Low TMS scores, small head circumferences, a high prevalence of open operculae, and an increased and ongoing risk for PVL collectively suggest that in utero brain development is impaired in this population. In the fetus without CHD, the normal fetal circulation results in preferential streaming of blood with higher oxygen content from the placenta to the left atrium and ventricle, and then to the brain. This pattern is not present in TGA, where the aorta is aligned with the right ventricle, or in HLHS, where the left ventricle and aorta are hypoplastic or virtually absent. These altered fetal blood flow patterns are associated with measurable changes in fetal cerebral vascular resistance,26,27
as well as the potential for reduced oxygen delivery, which likely lead to abnormalities of brain development. Consistent with this hypothesis, we have previously noted that reduced head circumference in infants with HLHS was significantly associated with smaller diameters of the ascending aorta28
and microcephaly, as previously noted in many studies of CHD.4,5,8
In vivo experiments have demonstrated that oligodendrocyte maturation can be delayed in rat pups raised in a hypoxic environment and predisposes the brain to PVL at an age that it would not be otherwise expected.29
Similar mechanisms may be at play with severe forms of CHD.

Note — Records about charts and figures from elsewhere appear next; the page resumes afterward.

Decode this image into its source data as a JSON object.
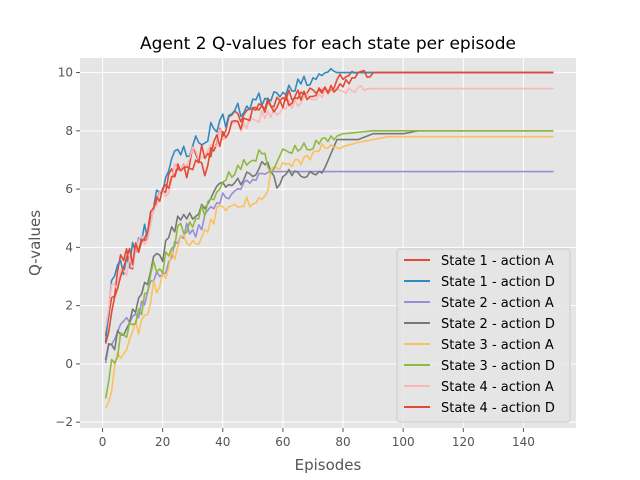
{
  "chart_data": {
    "type": "line",
    "title": "Agent 2 Q-values for each state per episode",
    "xlabel": "Episodes",
    "ylabel": "Q-values",
    "xlim": [
      -7.5,
      157.5
    ],
    "ylim": [
      -2.2,
      10.5
    ],
    "xticks": [
      0,
      20,
      40,
      60,
      80,
      100,
      120,
      140
    ],
    "yticks": [
      -2,
      0,
      2,
      4,
      6,
      8,
      10
    ],
    "grid": true,
    "legend_position": "lower-right",
    "x": {
      "start": 1,
      "end": 150,
      "step": 1
    },
    "series": [
      {
        "name": "State 1 - action A",
        "color": "#E24A33",
        "keypoints": [
          [
            1,
            1.2
          ],
          [
            3,
            2.4
          ],
          [
            5,
            3.0
          ],
          [
            7,
            3.9
          ],
          [
            10,
            3.5
          ],
          [
            13,
            4.4
          ],
          [
            15,
            4.3
          ],
          [
            17,
            5.4
          ],
          [
            20,
            6.0
          ],
          [
            23,
            6.5
          ],
          [
            25,
            7.0
          ],
          [
            28,
            6.7
          ],
          [
            30,
            7.2
          ],
          [
            33,
            6.6
          ],
          [
            35,
            6.9
          ],
          [
            37,
            7.6
          ],
          [
            40,
            8.0
          ],
          [
            43,
            8.4
          ],
          [
            46,
            8.5
          ],
          [
            50,
            8.8
          ],
          [
            53,
            8.9
          ],
          [
            55,
            9.0
          ],
          [
            60,
            9.1
          ],
          [
            65,
            9.3
          ],
          [
            70,
            9.4
          ],
          [
            75,
            9.4
          ],
          [
            80,
            9.9
          ],
          [
            85,
            10.0
          ],
          [
            150,
            10.0
          ]
        ],
        "amp": 0.45,
        "flat_after": 84,
        "seed": 11
      },
      {
        "name": "State 1 - action D",
        "color": "#348ABD",
        "keypoints": [
          [
            1,
            1.0
          ],
          [
            3,
            2.8
          ],
          [
            5,
            3.2
          ],
          [
            7,
            3.3
          ],
          [
            10,
            3.8
          ],
          [
            13,
            4.6
          ],
          [
            15,
            4.5
          ],
          [
            17,
            5.6
          ],
          [
            20,
            6.3
          ],
          [
            23,
            6.8
          ],
          [
            25,
            7.2
          ],
          [
            28,
            7.3
          ],
          [
            30,
            7.6
          ],
          [
            33,
            7.5
          ],
          [
            35,
            7.9
          ],
          [
            37,
            8.2
          ],
          [
            40,
            8.3
          ],
          [
            43,
            8.6
          ],
          [
            46,
            8.7
          ],
          [
            50,
            9.0
          ],
          [
            53,
            9.1
          ],
          [
            55,
            9.2
          ],
          [
            60,
            9.4
          ],
          [
            65,
            9.6
          ],
          [
            70,
            9.8
          ],
          [
            75,
            10.0
          ],
          [
            150,
            10.0
          ]
        ],
        "amp": 0.5,
        "flat_after": 78,
        "seed": 23
      },
      {
        "name": "State 2 - action A",
        "color": "#988ED5",
        "keypoints": [
          [
            1,
            0.2
          ],
          [
            3,
            0.9
          ],
          [
            5,
            1.4
          ],
          [
            7,
            1.6
          ],
          [
            10,
            1.5
          ],
          [
            13,
            2.0
          ],
          [
            15,
            2.5
          ],
          [
            17,
            2.9
          ],
          [
            20,
            3.1
          ],
          [
            23,
            3.8
          ],
          [
            25,
            4.2
          ],
          [
            28,
            4.6
          ],
          [
            30,
            4.4
          ],
          [
            33,
            4.8
          ],
          [
            35,
            5.2
          ],
          [
            37,
            5.4
          ],
          [
            40,
            5.7
          ],
          [
            43,
            5.9
          ],
          [
            46,
            6.1
          ],
          [
            50,
            6.3
          ],
          [
            55,
            6.6
          ],
          [
            150,
            6.6
          ]
        ],
        "amp": 0.35,
        "flat_after": 56,
        "seed": 37
      },
      {
        "name": "State 2 - action D",
        "color": "#777777",
        "keypoints": [
          [
            1,
            0.3
          ],
          [
            3,
            0.4
          ],
          [
            5,
            1.0
          ],
          [
            7,
            1.3
          ],
          [
            10,
            1.6
          ],
          [
            13,
            2.3
          ],
          [
            15,
            2.8
          ],
          [
            17,
            3.4
          ],
          [
            20,
            3.8
          ],
          [
            23,
            4.5
          ],
          [
            25,
            4.9
          ],
          [
            28,
            5.2
          ],
          [
            30,
            5.0
          ],
          [
            33,
            5.3
          ],
          [
            35,
            5.6
          ],
          [
            37,
            5.8
          ],
          [
            40,
            6.2
          ],
          [
            43,
            6.1
          ],
          [
            46,
            6.3
          ],
          [
            50,
            6.6
          ],
          [
            55,
            6.9
          ],
          [
            58,
            6.0
          ],
          [
            62,
            6.6
          ],
          [
            65,
            6.5
          ],
          [
            70,
            6.5
          ],
          [
            73,
            6.5
          ],
          [
            78,
            7.7
          ],
          [
            85,
            7.7
          ],
          [
            90,
            7.9
          ],
          [
            100,
            7.9
          ],
          [
            105,
            8.0
          ],
          [
            150,
            8.0
          ]
        ],
        "amp": 0.35,
        "flat_after": 74,
        "seed": 41
      },
      {
        "name": "State 3 - action A",
        "color": "#FBC15E",
        "keypoints": [
          [
            1,
            -1.3
          ],
          [
            3,
            -0.6
          ],
          [
            5,
            0.2
          ],
          [
            7,
            0.6
          ],
          [
            10,
            1.0
          ],
          [
            13,
            1.6
          ],
          [
            15,
            2.0
          ],
          [
            17,
            2.6
          ],
          [
            20,
            3.0
          ],
          [
            23,
            3.6
          ],
          [
            25,
            4.2
          ],
          [
            28,
            4.3
          ],
          [
            30,
            4.0
          ],
          [
            33,
            4.4
          ],
          [
            35,
            4.8
          ],
          [
            37,
            5.1
          ],
          [
            40,
            5.5
          ],
          [
            45,
            5.6
          ],
          [
            50,
            5.6
          ],
          [
            54,
            5.6
          ],
          [
            56,
            6.7
          ],
          [
            62,
            6.9
          ],
          [
            68,
            7.0
          ],
          [
            72,
            7.4
          ],
          [
            78,
            7.4
          ],
          [
            85,
            7.6
          ],
          [
            95,
            7.8
          ],
          [
            150,
            7.8
          ]
        ],
        "amp": 0.45,
        "flat_after": 80,
        "seed": 53
      },
      {
        "name": "State 3 - action D",
        "color": "#8EBA42",
        "keypoints": [
          [
            1,
            -1.0
          ],
          [
            3,
            0.0
          ],
          [
            5,
            0.6
          ],
          [
            7,
            1.2
          ],
          [
            10,
            1.4
          ],
          [
            13,
            2.0
          ],
          [
            15,
            2.6
          ],
          [
            17,
            3.2
          ],
          [
            20,
            3.4
          ],
          [
            23,
            4.1
          ],
          [
            25,
            4.5
          ],
          [
            28,
            4.8
          ],
          [
            30,
            4.7
          ],
          [
            33,
            5.2
          ],
          [
            35,
            5.5
          ],
          [
            37,
            5.9
          ],
          [
            40,
            6.3
          ],
          [
            45,
            6.8
          ],
          [
            50,
            7.1
          ],
          [
            53,
            7.3
          ],
          [
            56,
            6.7
          ],
          [
            60,
            7.3
          ],
          [
            65,
            7.4
          ],
          [
            70,
            7.5
          ],
          [
            75,
            7.7
          ],
          [
            80,
            7.9
          ],
          [
            90,
            8.0
          ],
          [
            150,
            8.0
          ]
        ],
        "amp": 0.4,
        "flat_after": 78,
        "seed": 67
      },
      {
        "name": "State 4 - action A",
        "color": "#FFB5B8",
        "keypoints": [
          [
            1,
            1.4
          ],
          [
            3,
            2.4
          ],
          [
            5,
            2.9
          ],
          [
            7,
            3.3
          ],
          [
            10,
            3.6
          ],
          [
            13,
            4.2
          ],
          [
            15,
            4.6
          ],
          [
            17,
            5.2
          ],
          [
            20,
            5.8
          ],
          [
            23,
            6.4
          ],
          [
            25,
            6.8
          ],
          [
            28,
            7.0
          ],
          [
            30,
            7.2
          ],
          [
            33,
            7.1
          ],
          [
            35,
            7.4
          ],
          [
            37,
            7.6
          ],
          [
            40,
            7.9
          ],
          [
            43,
            8.1
          ],
          [
            46,
            8.2
          ],
          [
            50,
            8.4
          ],
          [
            55,
            8.6
          ],
          [
            60,
            8.8
          ],
          [
            65,
            9.0
          ],
          [
            70,
            9.2
          ],
          [
            75,
            9.3
          ],
          [
            80,
            9.4
          ],
          [
            90,
            9.45
          ],
          [
            150,
            9.45
          ]
        ],
        "amp": 0.4,
        "flat_after": 88,
        "seed": 79
      },
      {
        "name": "State 4 - action D",
        "color": "#E24A33",
        "keypoints": [
          [
            1,
            0.9
          ],
          [
            3,
            2.0
          ],
          [
            5,
            3.0
          ],
          [
            7,
            3.6
          ],
          [
            10,
            3.7
          ],
          [
            13,
            4.3
          ],
          [
            15,
            4.8
          ],
          [
            17,
            5.3
          ],
          [
            20,
            5.9
          ],
          [
            23,
            6.5
          ],
          [
            25,
            6.8
          ],
          [
            28,
            7.1
          ],
          [
            30,
            7.0
          ],
          [
            33,
            7.3
          ],
          [
            35,
            7.2
          ],
          [
            37,
            7.5
          ],
          [
            40,
            7.8
          ],
          [
            43,
            8.1
          ],
          [
            46,
            8.3
          ],
          [
            50,
            8.6
          ],
          [
            55,
            8.8
          ],
          [
            60,
            9.0
          ],
          [
            65,
            9.2
          ],
          [
            70,
            9.3
          ],
          [
            75,
            9.4
          ],
          [
            80,
            9.6
          ],
          [
            85,
            9.9
          ],
          [
            90,
            10.0
          ],
          [
            150,
            10.0
          ]
        ],
        "amp": 0.45,
        "flat_after": 90,
        "seed": 97
      }
    ]
  }
}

The current study is limited by its relatively modest size. Nonetheless, the frequency of microcephaly, PVL, and open opercula is consistent with previous reports and our larger cumulative experience with preoperative brain MRI in 102 infants with complex CHD. It also must be emphasized that this study was limited to neonates with 2 cardiac diagnoses—HLHS and TGA—and the incidence of congenital brain abnormalities may be different in other populations with CHD.